When we aspire for lofty places to achieve greatness we lose sight of those we influence who are within our reach. In other words, humility rules!

The humility of Jesus put him in direct conflict with those who were proud and hostile. Appearing on a donkey made him at total odds with those in authority and power. The crowd wanted a hero, someone to save them. They failed however to understand the symbolism of the donkey that the way to salvation is the path of humility.

One Sunday morning I turned on the television to check the weather. Out of habit I started flipping channels and I happened to turn to Joel Osteen, in Texas. He preaches in a massive sanctuary, as large as a stadium. He appears on a giant screen and in the background a globe is slowing spinning. He wears a double-breasted suit. He is young, good looking with curly hair. I was impressed with the multitudes that filled the sanctuary. His message was fine but he didn’t seem to be saying anything different than what I preach. He preached without notes and I thought to myself, “What’s the big deal, I do that every Sunday.” Nevertheless I was envious of the massive crowd and the enormous size of the sanctuary.

Several years ago there was a newspaper cartoon that showed two fields separated by a fence. Each field was the same size and each had plenty of lush green grass. In each field there was a mule whose head stuck through the wire, eating grass from the pasture on the other side, even though it was hard to reach. In the process the mules’ heads became caught in the fence. They panicked and brayed uncontrollably at being unable to free themselves. The cartoonist wisely described the situation with one word: “Discontent.”

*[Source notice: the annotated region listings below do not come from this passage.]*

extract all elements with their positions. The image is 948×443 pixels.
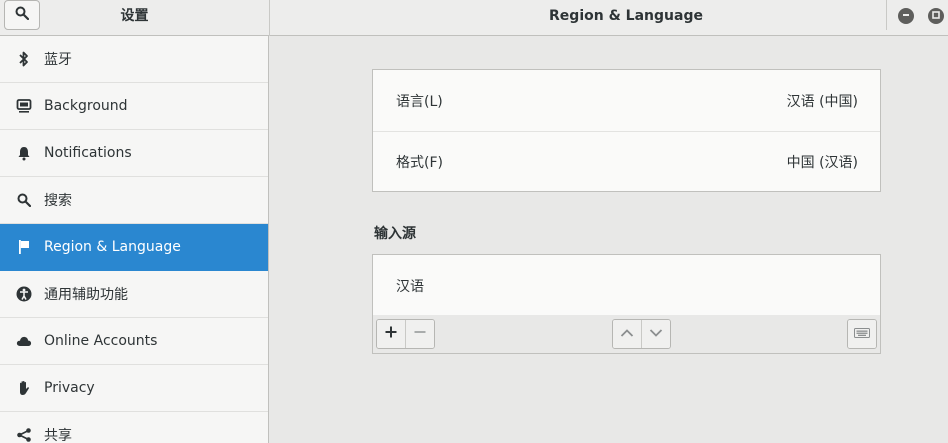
move-up-button[interactable]: [613, 320, 641, 348]
move-group: [612, 319, 671, 349]
sidebar-item-privacy[interactable]: Privacy: [0, 365, 268, 412]
search-button[interactable]: [4, 0, 40, 30]
sidebar-item-label: Online Accounts: [44, 333, 158, 349]
maximize-icon: [931, 8, 941, 24]
sidebar-item-accessibility[interactable]: 通用辅助功能: [0, 271, 268, 318]
sidebar-item-label: Privacy: [44, 380, 95, 396]
language-row[interactable]: 语言(L) 汉语 (中国): [373, 70, 880, 131]
language-value: 汉语 (中国): [786, 93, 858, 110]
hand-icon: [16, 380, 32, 396]
search-icon: [15, 6, 30, 24]
sidebar-item-label: 搜索: [44, 193, 72, 209]
language-label: 语言(L): [396, 93, 443, 110]
keyboard-icon: [854, 326, 870, 342]
input-sources-list: 汉语: [372, 254, 881, 316]
sidebar-item-label: Background: [44, 98, 128, 114]
sidebar-item-label: Notifications: [44, 145, 132, 161]
input-source-label: 汉语: [396, 279, 424, 295]
bluetooth-icon: [16, 51, 32, 67]
chevron-down-icon: [649, 326, 663, 342]
minus-icon: [414, 326, 426, 342]
formats-label: 格式(F): [396, 155, 443, 171]
keyboard-group: [847, 319, 877, 349]
sidebar-item-label: 通用辅助功能: [44, 287, 128, 303]
sidebar-item-label: 蓝牙: [44, 52, 72, 68]
add-input-source-button[interactable]: [377, 320, 405, 348]
accessibility-icon: [16, 286, 32, 302]
share-icon: [16, 427, 32, 443]
sidebar-item-label: Region & Language: [44, 239, 181, 255]
sidebar-title: 设置: [120, 8, 149, 24]
page-title: Region & Language: [549, 8, 703, 24]
input-source-item[interactable]: 汉语: [373, 255, 880, 317]
remove-input-source-button[interactable]: [405, 320, 434, 348]
minimize-button[interactable]: [898, 8, 914, 24]
plus-icon: [385, 326, 397, 342]
add-remove-group: [376, 319, 435, 349]
sidebar-item-sharing[interactable]: 共享: [0, 412, 268, 443]
bell-icon: [16, 145, 32, 161]
sidebar-item-search[interactable]: 搜索: [0, 177, 268, 224]
language-formats-card: 语言(L) 汉语 (中国) 格式(F) 中国 (汉语): [372, 69, 881, 192]
background-icon: [16, 98, 32, 114]
sidebar: 蓝牙 Background Notifications 搜索 Region & …: [0, 36, 269, 443]
sidebar-item-region-language[interactable]: Region & Language: [0, 224, 268, 271]
keyboard-layout-button[interactable]: [848, 320, 876, 348]
formats-row[interactable]: 格式(F) 中国 (汉语): [373, 131, 880, 192]
sidebar-item-background[interactable]: Background: [0, 83, 268, 130]
input-sources-toolbar: [372, 315, 881, 354]
sidebar-item-online-accounts[interactable]: Online Accounts: [0, 318, 268, 365]
search-icon: [16, 192, 32, 208]
formats-value: 中国 (汉语): [786, 155, 858, 171]
minimize-icon: [901, 8, 911, 24]
header-bar: 设置 Region & Language: [0, 0, 948, 36]
sidebar-item-notifications[interactable]: Notifications: [0, 130, 268, 177]
maximize-button[interactable]: [928, 8, 944, 24]
move-down-button[interactable]: [641, 320, 670, 348]
chevron-up-icon: [620, 326, 634, 342]
flag-icon: [16, 239, 32, 255]
sidebar-item-label: 共享: [44, 428, 72, 443]
input-sources-heading: 输入源: [374, 226, 416, 242]
cloud-icon: [16, 333, 32, 349]
sidebar-item-bluetooth[interactable]: 蓝牙: [0, 36, 268, 83]
header-separator: [886, 0, 887, 30]
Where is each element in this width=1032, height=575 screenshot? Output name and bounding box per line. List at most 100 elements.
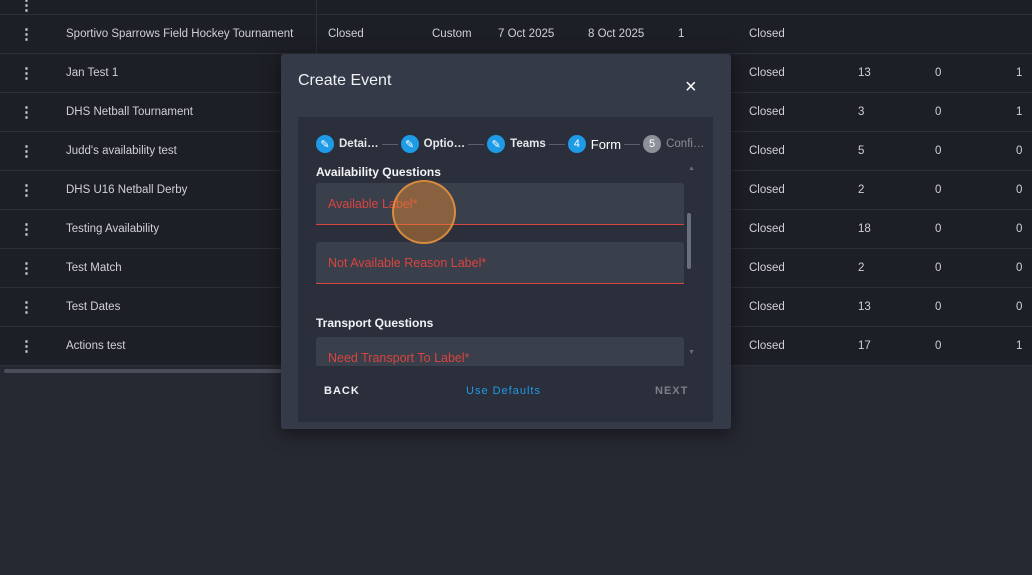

Like the mules, when we focus on what we don’t have we become blinded to the blessings that surround us. There is nothing wrong with desiring something, but to think that life is greater in someone else’s pasture may result in our being trapped. We have new life when we live with humility. Later in the gospel of Matthew Jesus said, “The greatest among you must be a servant. But those who exalt themselves will be humbled, and those who humble themselves will be exalted.” (Matt. 23:11-12) Once again, humility rules.